In the version I learned years ago, you write names of famous people on scraps of paper and throw them in a hat. You break into teams. 1 person from each team gets 90 seconds to convey to his teammates who the celebrities are without using their names. If the name is "Chris Rock," you say "this is a famous African-American comedian, he recently hosted the Oscars which was controversial..." and people guess Chris Rock. And then you draw "Phil Mickelson," who apparently is one of the most famous golfers of all time but I don't know anything about golf, so I can't say "this is a white famous golfer." So I say, his first name is the same as my uncle who recently died and his last name kind of rhymes with my last name except it sounds Swedish and someone says "Phil Nicholson" and then someone else who has heard of Phil Mickelson says "Phil Mickelson." Like that.
But now it turns out there's an "Advanced Edition." And the quotes of course are because they parlor games don't come in a box (yet), they are just fun games that people make up and play. Which is a lot of what I like about them.

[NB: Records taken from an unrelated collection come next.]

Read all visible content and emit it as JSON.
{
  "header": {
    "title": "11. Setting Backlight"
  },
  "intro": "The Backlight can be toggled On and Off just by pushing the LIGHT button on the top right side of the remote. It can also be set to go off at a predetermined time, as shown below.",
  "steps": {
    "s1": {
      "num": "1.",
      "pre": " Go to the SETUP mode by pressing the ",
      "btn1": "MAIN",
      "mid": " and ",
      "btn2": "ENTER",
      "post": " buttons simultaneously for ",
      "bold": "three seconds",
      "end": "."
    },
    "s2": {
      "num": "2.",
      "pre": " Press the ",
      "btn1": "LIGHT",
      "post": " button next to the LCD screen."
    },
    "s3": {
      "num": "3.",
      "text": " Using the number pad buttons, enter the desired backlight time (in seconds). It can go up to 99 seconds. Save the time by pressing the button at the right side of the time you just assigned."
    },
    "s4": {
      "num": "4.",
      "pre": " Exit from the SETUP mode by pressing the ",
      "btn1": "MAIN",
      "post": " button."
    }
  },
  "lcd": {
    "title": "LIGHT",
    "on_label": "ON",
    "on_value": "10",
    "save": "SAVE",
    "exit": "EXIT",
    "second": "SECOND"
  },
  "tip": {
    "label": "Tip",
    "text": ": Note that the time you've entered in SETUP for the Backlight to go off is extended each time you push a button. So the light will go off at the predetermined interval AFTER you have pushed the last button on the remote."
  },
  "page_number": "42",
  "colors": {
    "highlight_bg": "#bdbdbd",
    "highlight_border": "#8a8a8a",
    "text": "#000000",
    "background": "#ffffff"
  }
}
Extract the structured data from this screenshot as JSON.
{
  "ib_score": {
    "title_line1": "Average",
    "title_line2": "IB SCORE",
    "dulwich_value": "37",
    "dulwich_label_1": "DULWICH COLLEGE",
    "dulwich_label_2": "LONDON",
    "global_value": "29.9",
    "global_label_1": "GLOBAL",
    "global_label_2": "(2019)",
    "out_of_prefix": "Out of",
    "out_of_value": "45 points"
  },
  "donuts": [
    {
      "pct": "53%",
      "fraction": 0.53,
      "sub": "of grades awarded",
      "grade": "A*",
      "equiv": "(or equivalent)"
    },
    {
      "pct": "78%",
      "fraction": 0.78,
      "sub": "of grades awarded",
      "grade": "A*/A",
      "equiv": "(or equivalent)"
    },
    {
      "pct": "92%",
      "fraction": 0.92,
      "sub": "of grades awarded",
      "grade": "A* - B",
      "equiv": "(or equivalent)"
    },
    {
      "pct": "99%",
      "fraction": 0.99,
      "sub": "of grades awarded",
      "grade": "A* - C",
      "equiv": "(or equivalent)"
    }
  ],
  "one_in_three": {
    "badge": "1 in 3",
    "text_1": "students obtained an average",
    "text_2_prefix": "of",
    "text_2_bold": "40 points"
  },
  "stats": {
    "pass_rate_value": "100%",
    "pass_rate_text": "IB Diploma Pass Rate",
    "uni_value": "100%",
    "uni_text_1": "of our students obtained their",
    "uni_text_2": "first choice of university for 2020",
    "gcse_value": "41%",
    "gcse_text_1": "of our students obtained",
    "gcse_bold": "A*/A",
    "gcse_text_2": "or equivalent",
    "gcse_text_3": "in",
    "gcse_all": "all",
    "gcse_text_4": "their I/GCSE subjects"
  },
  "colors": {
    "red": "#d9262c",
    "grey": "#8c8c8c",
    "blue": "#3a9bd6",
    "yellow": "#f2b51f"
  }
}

In "the Advanced Edition" of "Celebrity" or "the Name Game" -- you do a second round where you act each name out using no words (and people can guess partly because they know what the universe of names is). And then in the 3rd round, you just do 1 word for each person and they guess it.
Now if this blog had any readers, someone would write in and say, "hey you have the second and third rounds reversed." And indeed, my friend Sunny told me it the opposite way and my son Nick told me it was more fun to do charades first and 1 word clue second.
When I played it with my old college friends we added a fourth round where you just share all the names telepathically. Actually, we didn't play that round, but we talked about it.